According to French daily Le Figaro, the events took place two days earlier, on Friday December 9, in a working-class neighbourhood of this town in north-eastern France. That day, Hocine Abdellaoui, 82, a retired worker and former member of the Commandos Marine, shot Mahamadou Cissé, 21, with a .22 Long Rifle, the public prosecutor in Reims told the media.
The Commandos Marine is the Special Operation Forces (SOF) of the French Navy, and Abdellaoui had participated on the side of France in the Algerian war.
The suspect was arrested in the aftermath by the police, under difficult conditions, since he took refuge in his home with his weapon, pointed it at the police officers who had come to apprehend him, before surrendering in extremis after the usual summons.
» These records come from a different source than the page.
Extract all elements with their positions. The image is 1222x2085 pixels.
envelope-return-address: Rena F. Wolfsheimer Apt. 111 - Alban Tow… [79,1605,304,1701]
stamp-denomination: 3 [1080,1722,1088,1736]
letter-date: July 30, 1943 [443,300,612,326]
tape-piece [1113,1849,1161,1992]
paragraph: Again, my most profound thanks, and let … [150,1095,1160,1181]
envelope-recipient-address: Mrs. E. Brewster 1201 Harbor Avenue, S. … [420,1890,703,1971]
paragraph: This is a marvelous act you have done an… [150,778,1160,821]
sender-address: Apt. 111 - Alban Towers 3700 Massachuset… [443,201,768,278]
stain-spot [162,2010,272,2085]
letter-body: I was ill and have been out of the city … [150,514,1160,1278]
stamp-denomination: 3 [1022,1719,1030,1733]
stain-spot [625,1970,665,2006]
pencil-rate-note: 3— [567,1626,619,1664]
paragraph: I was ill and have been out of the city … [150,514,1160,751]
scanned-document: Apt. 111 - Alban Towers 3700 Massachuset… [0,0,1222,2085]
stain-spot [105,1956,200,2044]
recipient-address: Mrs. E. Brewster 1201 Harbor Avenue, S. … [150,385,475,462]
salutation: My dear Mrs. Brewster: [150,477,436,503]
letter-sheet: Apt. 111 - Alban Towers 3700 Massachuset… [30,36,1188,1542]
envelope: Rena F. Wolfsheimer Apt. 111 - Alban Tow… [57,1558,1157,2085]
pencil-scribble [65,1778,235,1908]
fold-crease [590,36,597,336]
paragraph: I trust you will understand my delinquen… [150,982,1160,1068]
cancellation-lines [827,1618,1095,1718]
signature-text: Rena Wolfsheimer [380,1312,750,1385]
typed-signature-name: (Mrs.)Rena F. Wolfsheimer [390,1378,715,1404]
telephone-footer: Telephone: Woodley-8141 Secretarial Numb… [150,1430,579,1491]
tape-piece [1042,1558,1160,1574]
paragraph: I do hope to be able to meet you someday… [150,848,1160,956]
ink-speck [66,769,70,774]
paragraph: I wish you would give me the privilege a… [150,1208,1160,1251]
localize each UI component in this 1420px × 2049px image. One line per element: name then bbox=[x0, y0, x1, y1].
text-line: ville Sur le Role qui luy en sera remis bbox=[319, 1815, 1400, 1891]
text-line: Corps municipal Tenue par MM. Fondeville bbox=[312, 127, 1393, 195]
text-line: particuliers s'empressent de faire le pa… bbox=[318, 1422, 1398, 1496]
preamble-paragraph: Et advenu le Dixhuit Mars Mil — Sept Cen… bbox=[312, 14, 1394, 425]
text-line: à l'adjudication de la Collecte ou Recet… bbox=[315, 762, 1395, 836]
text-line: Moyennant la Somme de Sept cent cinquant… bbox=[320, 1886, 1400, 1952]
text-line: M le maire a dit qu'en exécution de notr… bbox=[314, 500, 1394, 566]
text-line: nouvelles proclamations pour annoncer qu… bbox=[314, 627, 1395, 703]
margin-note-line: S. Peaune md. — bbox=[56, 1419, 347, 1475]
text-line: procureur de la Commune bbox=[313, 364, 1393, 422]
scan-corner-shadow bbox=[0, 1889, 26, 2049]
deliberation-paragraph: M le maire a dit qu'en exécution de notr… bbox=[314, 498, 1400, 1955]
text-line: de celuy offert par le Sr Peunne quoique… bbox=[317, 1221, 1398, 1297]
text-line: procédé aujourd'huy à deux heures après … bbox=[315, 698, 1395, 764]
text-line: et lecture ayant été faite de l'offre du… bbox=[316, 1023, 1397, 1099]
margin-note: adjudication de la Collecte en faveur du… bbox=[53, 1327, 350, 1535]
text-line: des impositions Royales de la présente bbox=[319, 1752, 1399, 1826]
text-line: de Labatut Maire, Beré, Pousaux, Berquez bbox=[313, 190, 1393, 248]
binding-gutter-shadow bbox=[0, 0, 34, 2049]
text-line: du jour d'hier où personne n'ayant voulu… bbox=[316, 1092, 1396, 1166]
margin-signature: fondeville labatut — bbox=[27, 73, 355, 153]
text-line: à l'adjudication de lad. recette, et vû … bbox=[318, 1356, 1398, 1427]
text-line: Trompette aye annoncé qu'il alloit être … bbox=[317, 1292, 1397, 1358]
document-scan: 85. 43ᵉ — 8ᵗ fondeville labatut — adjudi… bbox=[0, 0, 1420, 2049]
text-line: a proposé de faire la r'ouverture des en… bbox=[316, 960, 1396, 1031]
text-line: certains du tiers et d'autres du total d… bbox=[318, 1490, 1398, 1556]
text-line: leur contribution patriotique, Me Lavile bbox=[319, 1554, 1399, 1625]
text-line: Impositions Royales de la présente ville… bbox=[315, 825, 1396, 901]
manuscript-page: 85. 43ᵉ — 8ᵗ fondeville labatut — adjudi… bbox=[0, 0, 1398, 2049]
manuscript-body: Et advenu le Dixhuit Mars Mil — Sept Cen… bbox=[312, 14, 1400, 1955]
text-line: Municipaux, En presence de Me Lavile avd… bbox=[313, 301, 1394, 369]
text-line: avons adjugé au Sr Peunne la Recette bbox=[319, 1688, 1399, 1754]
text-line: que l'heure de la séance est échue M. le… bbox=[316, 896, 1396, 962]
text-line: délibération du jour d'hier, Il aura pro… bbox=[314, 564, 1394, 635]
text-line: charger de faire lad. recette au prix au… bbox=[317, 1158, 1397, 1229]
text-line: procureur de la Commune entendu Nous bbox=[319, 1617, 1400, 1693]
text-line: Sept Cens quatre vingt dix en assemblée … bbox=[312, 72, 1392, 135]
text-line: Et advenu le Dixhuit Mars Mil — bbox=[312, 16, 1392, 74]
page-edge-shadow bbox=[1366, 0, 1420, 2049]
His home was searched shortly after his arrest, the prosecutor’s office said.
In police custody, the suspect admitted the facts and explained that he had shot his young neighbour out of “exasperation”, because the victim and his gang had been smoking cannabis and consuming alcohol, blocking doors and adopting a behaviour that was “anxiety-provoking” for the neighbourhood. This had been going on for 9 years.
The suspect said that this explosion of anger, which had been suppressed for too long, had occurred when, on his way home from his usual game of pétanque, he had been insulted and harassed by the victim and his group, who had prevented him from returning to his home.
The victim was known to the police for two convictions for contempt and rebellion, but not for drug offences, the prosecutor said. The suspect, previously unknown to the police, was charged with “murder, possession of an illegal weapon and violence with a weapon against a person in authority” and placed in pre-trial detention.
Meanwhile, an operation to evacuate 771 migrant street squatters took place on Boulevard de la Chapelle in the 18th arrondissement of Paris on Friday morning. About 60 people were entrusted to the care of associations. The rest were men, mainly of Afghan nationality, a police source told Valeurs actuelles. They were distributed by bus throughout France. Opposition politicians fear that such decisions will lead to more insecurity in small villages.